I do however have certain birds and animals that give me pleasure when I see them. Foremost amongst these are herons. They always lifts my spirits. I don't know why: probably something to do with the ungainly, boney shape that almost looks two dimensional. I doesn't matter. I know I like them and luckily they are a fairly common sight by the canal.
I saw this one yesterday. I was not running - but never mind; that is a mere detail.

Tuesday, May 01, 2012

Ferrets, Running Ancestors, and Philosophical Assumptions


Yesterday I wrote about an article showing that ferrets do no produce endocannabinoids when they run and gently mocked the triviality of the finding.
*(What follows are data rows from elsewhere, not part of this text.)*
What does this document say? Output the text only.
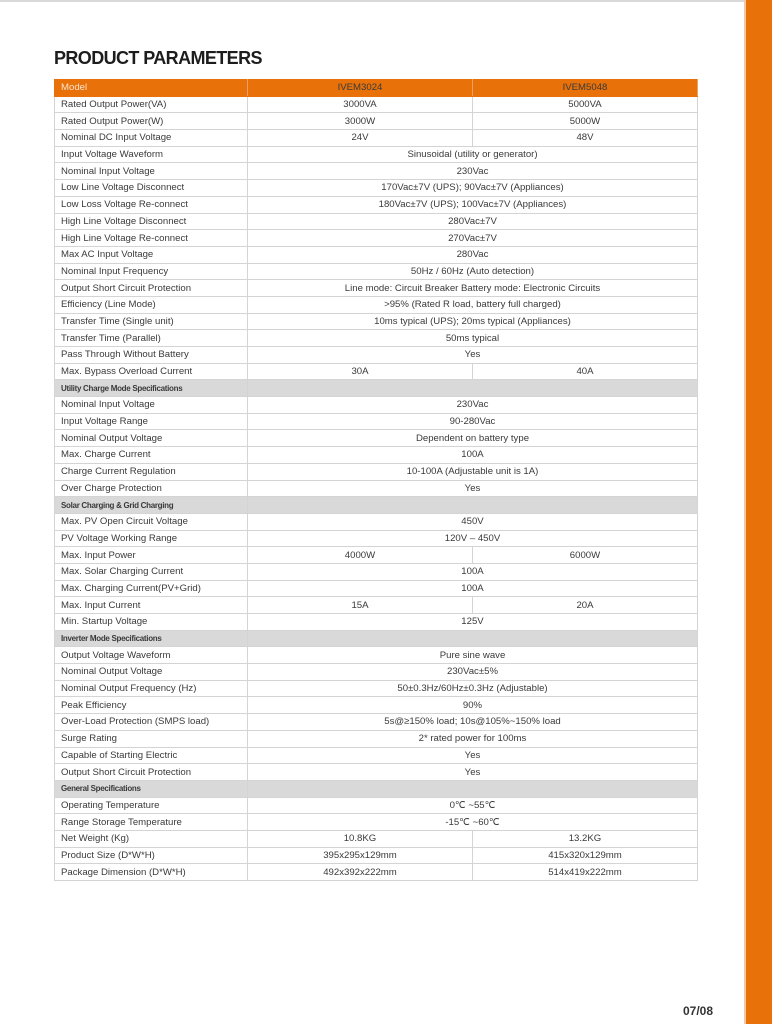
PRODUCT PARAMETERS
Model	IVEM3024	IVEM5048
Rated Output Power(VA)	3000VA	5000VA
Rated Output Power(W)	3000W	5000W
Nominal DC Input Voltage	24V	48V
Input Voltage Waveform	Sinusoidal (utility or generator)	
Nominal Input Voltage	230Vac	
Low Line Voltage Disconnect	170Vac±7V (UPS); 90Vac±7V (Appliances)	
Low Loss Voltage Re-connect	180Vac±7V (UPS); 100Vac±7V (Appliances)	
High Line Voltage Disconnect	280Vac±7V	
High Line Voltage Re-connect	270Vac±7V	
Max AC Input Voltage	280Vac	
Nominal Input Frequency	50Hz / 60Hz (Auto detection)	
Output Short Circuit Protection	Line mode: Circuit Breaker Battery mode: Electronic Circuits	
Efficiency (Line Mode)	>95% (Rated R load, battery full charged)	
Transfer Time (Single unit)	10ms typical (UPS); 20ms typical (Appliances)	
Transfer Time (Parallel)	50ms typical	
Pass Through Without Battery	Yes	
Max. Bypass Overload Current	30A	40A
Utility Charge Mode Specifications		
Nominal Input Voltage	230Vac	
Input Voltage Range	90-280Vac	
Nominal Output Voltage	Dependent on battery type	
Max. Charge Current	100A	
Charge Current Regulation	10-100A (Adjustable unit is 1A)	
Over Charge Protection	Yes	
Solar Charging & Grid Charging		
Max. PV Open Circuit Voltage	450V	
PV Voltage Working Range	120V – 450V	
Max. Input Power	4000W	6000W
Max. Solar Charging Current	100A	
Max. Charging Current(PV+Grid)	100A	
Max. Input Current	15A	20A
Min. Startup Voltage	125V	
Inverter Mode Specifications		
Output Voltage Waveform	Pure sine wave	
Nominal Output Voltage	230Vac±5%	
Nominal Output Frequency (Hz)	50±0.3Hz/60Hz±0.3Hz (Adjustable)	
Peak Efficiency	90%	
Over-Load Protection (SMPS load)	5s@≥150% load; 10s@105%~150% load	
Surge Rating	2* rated power for 100ms	
Capable of Starting Electric	Yes	
Output Short Circuit Protection	Yes	
General Specifications		
Operating Temperature	0℃ ~55℃	
Range Storage Temperature	-15℃ ~60℃	
Net Weight (Kg)	10.8KG	13.2KG
Product Size (D*W*H)	395x295x129mm	415x320x129mm
Package Dimension (D*W*H)	492x392x222mm	514x419x222mm
07/08
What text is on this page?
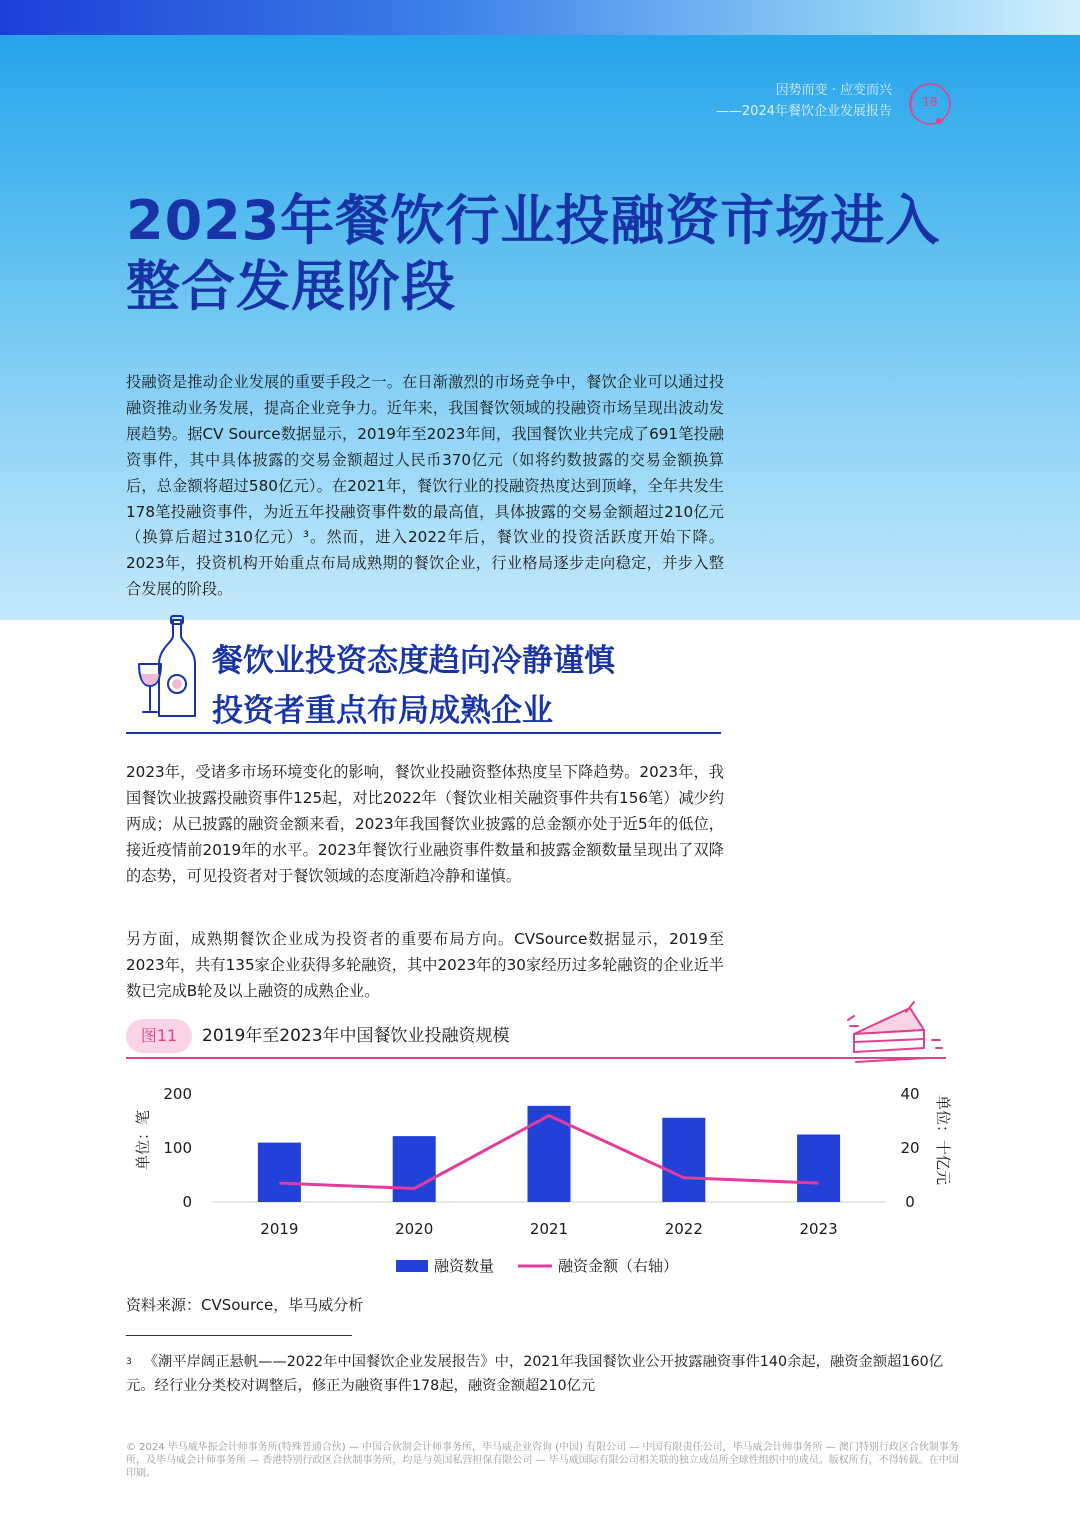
因势而变 · 应变而兴
——2024年餐饮企业发展报告
18
2023年餐饮行业投融资市场进入
整合发展阶段
投融资是推动企业发展的重要手段之一。在日渐激烈的市场竞争中，餐饮企业可以通过投融资推动业务发展，提高企业竞争力。近年来，我国餐饮领域的投融资市场呈现出波动发展趋势。据CV Source数据显示，2019年至2023年间，我国餐饮业共完成了691笔投融资事件，其中具体披露的交易金额超过人民币370亿元（如将约数披露的交易金额换算后，总金额将超过580亿元）。在2021年，餐饮行业的投融资热度达到顶峰，全年共发生178笔投融资事件，为近五年投融资事件数的最高值，具体披露的交易金额超过210亿元（换算后超过310亿元）³。然而，进入2022年后，餐饮业的投资活跃度开始下降。2023年，投资机构开始重点布局成熟期的餐饮企业，行业格局逐步走向稳定，并步入整合发展的阶段。
餐饮业投资态度趋向冷静谨慎
投资者重点布局成熟企业
2023年，受诸多市场环境变化的影响，餐饮业投融资整体热度呈下降趋势。2023年，我国餐饮业披露投融资事件125起，对比2022年（餐饮业相关融资事件共有156笔）减少约两成；从已披露的融资金额来看，2023年我国餐饮业披露的总金额亦处于近5年的低位，接近疫情前2019年的水平。2023年餐饮行业融资事件数量和披露金额数量呈现出了双降的态势，可见投资者对于餐饮领域的态度渐趋冷静和谨慎。
另方面，成熟期餐饮企业成为投资者的重要布局方向。CVSource数据显示，2019至2023年，共有135家企业获得多轮融资，其中2023年的30家经历过多轮融资的企业近半数已完成B轮及以上融资的成熟企业。
图11	2019年至2023年中国餐饮业投融资规模
0
100
200
0
20
40
2019	2020	2021	2022	2023
融资数量	融资金额（右轴）
单位：笔	单位：十亿元
资料来源：CVSource，毕马威分析
$^3$ 《潮平岸阔正悬帆——2022年中国餐饮企业发展报告》中，2021年我国餐饮业公开披露融资事件140余起，融资金额超160亿元。经行业分类校对调整后，修正为融资事件178起，融资金额超210亿元
© 2024 毕马威华振会计师事务所(特殊普通合伙) — 中国合伙制会计师事务所，毕马威企业咨询 (中国) 有限公司 — 中国有限责任公司，毕马威会计师事务所 — 澳门特别行政区合伙制事务所，及毕马威会计师事务所 — 香港特别行政区合伙制事务所，均是与英国私营担保有限公司 — 毕马威国际有限公司相关联的独立成员所全球性组织中的成员。版权所有，不得转载。在中国印刷。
Although I posted it, I was not too happy with the quality of my work: it was slightly too heavy handed to let the absurdity speak for itself but not earnest enough to engage with all that irritated.  But I left it because  I am interested in any evidence about how we evolved as runners even if comparisons with the brain function of a small furry creature with little legs can't take us very far.
The reason I like reading about our running ancestors comes from when I first encountered the idea that we were more efficient than many other species over long distances. It was one of those little light bulb moments that made me think more clearly about our nature of animals. Until then I had tended to think we were a bit rubbish: others species were faster, had sharper teeth or claws and were more ferocious or stronger. In a fair fight we would lose but we could over-compensate with the use of cunning and tools.
Finding that ancestors were capable of chasing a gazelle all day until it became immobile was a revelation that made me realise that we were a big beast with physical capabilities to compete. Learning that before the development of spears we used to catch and then strangle the prey was even more astounding. It was clear we are nothing more or less than another species of animal with and evolutionary niche and its own adaptations.
This might not sound like a very unusual insight  (surely everyone knows that!) but it had to combat many teachings I had absorbed from childhood, all based on the underlying assumption of human exceptionalism. Humans were civilised, humans had language, humans had intelligence, humans were distinct from the rest of creation. All of these ideas were part of the ideology I imbued. To this was allied its natural partner the philosophy of dualism, which saw the mind and soul as separate from the body, so that the body's role was that of a vessel. 
It's funny how we have these ideas buried so deeply within us that we hardly notice. When something comes against them we tend to reject it without knowing quite why. That we could have been magnificent animals was such a challenge. That our bodies and mind are indivisible was another. But accept them I did. However once I had done that there was a corollary, a glimmer of a hope that I might have the potential to be a better animal than I thought I was. 
I am no longer convinced about the corollary (I am too far gone) but running is a way of working through these ideas.